Diese Nähe zu Gott sollte Salomos Anschauungen und sein weiteres Leben prägen. Als Nächstes appelliert David an seinen Sohn: „Diene ihm [Gott] mit ungeteiltem Herzen und einer Seele voller Lust.“ * Interessant ist, dass die Aufforderung, Gott zu dienen, erst nach der dringenden Bitte kommt, Gott zu „erkennen“. Wer Gott wirklich kennt, der wird ihm auch dienen. Man darf das allerdings nicht zögernd und halbherzig tun, auch nicht heuchlerisch und nur nach außen hin (Psalm 12:2; 119:113). David legt Salomo nahe, Gott gern und mit ganzem Herzen zu dienen.

Warum betont David eigentlich den richtigen Beweggrund und die richtige Einstellung so sehr? Er erklärt: „Jehova erforscht alle Herzen, und jede Neigung der Gedanken bemerkt er.“ Salomo soll Gott nicht einfach seinem Vater zuliebe dienen. Jehova hält nach Menschen Ausschau, deren Herz wirklich für ihn schlägt.
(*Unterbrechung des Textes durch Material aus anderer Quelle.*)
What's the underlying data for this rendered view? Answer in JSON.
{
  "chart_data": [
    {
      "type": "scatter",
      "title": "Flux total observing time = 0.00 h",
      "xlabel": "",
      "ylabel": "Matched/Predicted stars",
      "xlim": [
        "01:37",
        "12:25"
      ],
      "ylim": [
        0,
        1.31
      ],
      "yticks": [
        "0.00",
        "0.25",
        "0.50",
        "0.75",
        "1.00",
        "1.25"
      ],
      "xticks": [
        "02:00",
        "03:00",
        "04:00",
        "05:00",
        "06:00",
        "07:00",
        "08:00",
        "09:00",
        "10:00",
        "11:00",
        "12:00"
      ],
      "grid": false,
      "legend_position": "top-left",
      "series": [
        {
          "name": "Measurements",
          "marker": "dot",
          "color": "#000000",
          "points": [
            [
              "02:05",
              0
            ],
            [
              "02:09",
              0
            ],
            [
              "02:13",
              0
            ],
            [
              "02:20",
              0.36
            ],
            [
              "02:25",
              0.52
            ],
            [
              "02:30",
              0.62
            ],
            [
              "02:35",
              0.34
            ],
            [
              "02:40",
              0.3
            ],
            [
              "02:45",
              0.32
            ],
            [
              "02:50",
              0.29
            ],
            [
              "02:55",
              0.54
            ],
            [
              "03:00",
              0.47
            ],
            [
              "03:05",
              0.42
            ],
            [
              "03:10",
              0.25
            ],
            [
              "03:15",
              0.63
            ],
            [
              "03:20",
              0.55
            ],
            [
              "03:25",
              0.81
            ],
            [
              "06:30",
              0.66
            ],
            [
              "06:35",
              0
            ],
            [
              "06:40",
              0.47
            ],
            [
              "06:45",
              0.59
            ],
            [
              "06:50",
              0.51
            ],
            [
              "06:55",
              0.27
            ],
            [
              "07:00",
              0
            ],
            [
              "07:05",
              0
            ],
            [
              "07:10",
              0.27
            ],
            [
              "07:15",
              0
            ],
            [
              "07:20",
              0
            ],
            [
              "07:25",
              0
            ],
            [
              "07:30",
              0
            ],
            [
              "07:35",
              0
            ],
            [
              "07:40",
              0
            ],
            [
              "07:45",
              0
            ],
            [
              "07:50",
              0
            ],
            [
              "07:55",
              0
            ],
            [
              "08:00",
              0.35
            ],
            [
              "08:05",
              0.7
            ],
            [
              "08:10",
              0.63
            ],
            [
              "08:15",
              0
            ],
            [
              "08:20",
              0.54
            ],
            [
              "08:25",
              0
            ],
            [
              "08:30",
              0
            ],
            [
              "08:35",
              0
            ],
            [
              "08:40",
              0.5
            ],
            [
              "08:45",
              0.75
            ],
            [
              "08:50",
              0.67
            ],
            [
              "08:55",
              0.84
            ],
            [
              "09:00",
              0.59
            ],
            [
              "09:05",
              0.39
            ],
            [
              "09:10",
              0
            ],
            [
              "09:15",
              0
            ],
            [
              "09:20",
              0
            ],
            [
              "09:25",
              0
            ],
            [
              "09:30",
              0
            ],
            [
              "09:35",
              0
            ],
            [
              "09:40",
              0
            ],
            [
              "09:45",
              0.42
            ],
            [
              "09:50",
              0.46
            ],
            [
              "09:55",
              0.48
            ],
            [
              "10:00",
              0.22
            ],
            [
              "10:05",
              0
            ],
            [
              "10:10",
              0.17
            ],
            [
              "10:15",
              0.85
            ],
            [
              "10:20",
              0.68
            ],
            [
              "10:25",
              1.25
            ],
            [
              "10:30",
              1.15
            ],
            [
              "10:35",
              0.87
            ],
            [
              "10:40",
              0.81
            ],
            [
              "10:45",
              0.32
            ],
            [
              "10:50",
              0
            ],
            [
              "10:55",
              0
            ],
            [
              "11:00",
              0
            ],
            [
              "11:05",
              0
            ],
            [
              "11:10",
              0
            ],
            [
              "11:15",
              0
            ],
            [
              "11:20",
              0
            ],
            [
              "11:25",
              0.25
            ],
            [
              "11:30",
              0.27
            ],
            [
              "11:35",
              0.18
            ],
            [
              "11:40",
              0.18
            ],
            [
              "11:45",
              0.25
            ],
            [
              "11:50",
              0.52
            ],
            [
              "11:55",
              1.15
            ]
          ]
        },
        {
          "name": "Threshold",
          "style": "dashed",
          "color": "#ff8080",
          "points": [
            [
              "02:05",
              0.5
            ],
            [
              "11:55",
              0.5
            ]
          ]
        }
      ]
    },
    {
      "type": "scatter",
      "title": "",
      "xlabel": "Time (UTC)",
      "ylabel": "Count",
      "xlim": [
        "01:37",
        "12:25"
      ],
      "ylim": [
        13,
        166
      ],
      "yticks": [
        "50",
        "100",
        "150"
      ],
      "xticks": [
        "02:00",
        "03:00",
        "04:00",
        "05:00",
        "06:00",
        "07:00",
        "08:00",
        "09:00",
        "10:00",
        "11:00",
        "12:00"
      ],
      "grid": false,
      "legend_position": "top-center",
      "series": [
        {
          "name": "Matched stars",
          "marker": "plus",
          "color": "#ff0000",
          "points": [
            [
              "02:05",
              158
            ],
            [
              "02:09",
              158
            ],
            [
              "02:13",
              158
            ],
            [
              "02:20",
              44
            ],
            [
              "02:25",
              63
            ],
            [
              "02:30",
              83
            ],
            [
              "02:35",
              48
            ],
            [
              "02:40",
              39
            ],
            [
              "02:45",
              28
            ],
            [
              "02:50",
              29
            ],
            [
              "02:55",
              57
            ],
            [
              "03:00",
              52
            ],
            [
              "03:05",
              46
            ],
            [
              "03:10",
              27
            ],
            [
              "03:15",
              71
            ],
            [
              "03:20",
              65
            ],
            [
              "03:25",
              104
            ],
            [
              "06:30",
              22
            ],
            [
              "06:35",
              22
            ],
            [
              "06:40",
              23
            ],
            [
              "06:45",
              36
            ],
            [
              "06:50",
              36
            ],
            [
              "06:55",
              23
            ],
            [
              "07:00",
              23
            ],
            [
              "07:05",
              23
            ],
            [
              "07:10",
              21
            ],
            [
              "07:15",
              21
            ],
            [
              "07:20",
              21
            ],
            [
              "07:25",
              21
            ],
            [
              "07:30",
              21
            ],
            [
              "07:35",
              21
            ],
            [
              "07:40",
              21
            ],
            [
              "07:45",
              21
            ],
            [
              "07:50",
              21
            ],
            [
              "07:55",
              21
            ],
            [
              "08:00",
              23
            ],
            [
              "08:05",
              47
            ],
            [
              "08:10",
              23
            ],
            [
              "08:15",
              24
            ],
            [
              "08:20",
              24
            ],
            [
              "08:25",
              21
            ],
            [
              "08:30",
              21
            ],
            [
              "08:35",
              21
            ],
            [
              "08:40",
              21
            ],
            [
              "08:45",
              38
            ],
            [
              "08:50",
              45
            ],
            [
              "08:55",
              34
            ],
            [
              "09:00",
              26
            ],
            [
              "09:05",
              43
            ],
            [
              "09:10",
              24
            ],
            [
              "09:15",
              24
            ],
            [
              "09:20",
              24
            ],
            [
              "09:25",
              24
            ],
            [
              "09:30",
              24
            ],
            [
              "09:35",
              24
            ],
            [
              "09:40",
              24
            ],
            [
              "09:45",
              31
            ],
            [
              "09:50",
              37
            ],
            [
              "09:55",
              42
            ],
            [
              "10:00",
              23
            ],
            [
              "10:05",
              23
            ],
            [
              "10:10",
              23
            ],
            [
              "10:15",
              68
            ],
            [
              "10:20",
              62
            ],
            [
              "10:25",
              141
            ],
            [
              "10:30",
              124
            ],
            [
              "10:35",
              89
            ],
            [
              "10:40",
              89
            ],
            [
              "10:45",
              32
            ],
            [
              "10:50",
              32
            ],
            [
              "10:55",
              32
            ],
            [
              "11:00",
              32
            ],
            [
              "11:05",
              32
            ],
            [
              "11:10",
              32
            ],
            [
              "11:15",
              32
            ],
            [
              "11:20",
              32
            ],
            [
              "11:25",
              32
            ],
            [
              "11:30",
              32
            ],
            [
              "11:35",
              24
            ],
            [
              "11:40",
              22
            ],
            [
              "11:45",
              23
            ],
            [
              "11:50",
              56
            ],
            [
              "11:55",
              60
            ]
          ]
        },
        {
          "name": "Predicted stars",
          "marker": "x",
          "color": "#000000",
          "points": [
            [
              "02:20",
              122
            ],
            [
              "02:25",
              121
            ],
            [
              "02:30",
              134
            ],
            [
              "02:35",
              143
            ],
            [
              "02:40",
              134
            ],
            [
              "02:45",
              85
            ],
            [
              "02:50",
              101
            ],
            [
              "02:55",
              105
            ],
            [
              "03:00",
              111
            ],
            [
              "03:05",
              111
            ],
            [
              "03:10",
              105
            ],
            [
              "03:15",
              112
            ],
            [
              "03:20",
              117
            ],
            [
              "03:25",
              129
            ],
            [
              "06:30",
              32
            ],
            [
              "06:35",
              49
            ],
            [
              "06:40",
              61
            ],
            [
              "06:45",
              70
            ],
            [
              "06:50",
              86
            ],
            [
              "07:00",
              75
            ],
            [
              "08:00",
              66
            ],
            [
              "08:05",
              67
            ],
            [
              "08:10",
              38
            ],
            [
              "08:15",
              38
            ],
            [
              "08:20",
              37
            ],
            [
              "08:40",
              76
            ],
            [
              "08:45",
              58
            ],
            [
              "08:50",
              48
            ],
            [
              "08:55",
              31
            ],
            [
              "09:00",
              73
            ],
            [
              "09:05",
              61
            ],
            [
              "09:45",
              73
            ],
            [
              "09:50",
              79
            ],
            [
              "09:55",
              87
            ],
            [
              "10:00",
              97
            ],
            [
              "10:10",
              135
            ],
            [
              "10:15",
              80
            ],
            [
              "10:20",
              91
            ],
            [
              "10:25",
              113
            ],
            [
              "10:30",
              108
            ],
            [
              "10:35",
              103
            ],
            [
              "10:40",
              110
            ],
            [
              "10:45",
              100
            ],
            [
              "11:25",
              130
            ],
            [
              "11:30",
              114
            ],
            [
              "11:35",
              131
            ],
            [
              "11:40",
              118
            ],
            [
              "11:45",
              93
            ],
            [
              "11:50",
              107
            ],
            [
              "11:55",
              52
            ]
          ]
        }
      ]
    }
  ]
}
Wird Salomo Jehova immer näher kommen, wie David es ihm vorgelebt hat? Das liegt ganz bei ihm. David sagt: „Wenn du ihn suchst, wird er sich von dir finden lassen; wenn du ihn aber verlässt, wird er dich für immer verwerfen.“ Um ein vertrautes Verhältnis zu seinem Gott Jehova aufzubauen, muss Salomo ganz bewusst daran arbeiten, ihn gut kennenzulernen. *

Aus Davids väterlichem Rat geht klar hervor: Jehova möchte, dass wir ihm immer näher kommen. Doch dazu müssen wir ihn „suchen“, wie die Bibel sagt. Wir müssen in der Heiligen Schrift „graben“, um richtig gut mit ihm vertraut zu werden. Dann möchten wir ihm bestimmt gern und mit ganzem Herzen dienen. Das wünscht er sich, und genau das hat er auch verdient! (Matthäus 22:37).

[Fußnoten]

^ Abs. 4 In einer anderen Übersetzung lautet die Stelle: „Diene ihm mit ganzem Herzen und willigem Sinn.“

^ Abs. 6 Salomo diente Jehova anfangs mit ganzem Herzen, aber später wurde er leider untreu (1. Könige 11:4).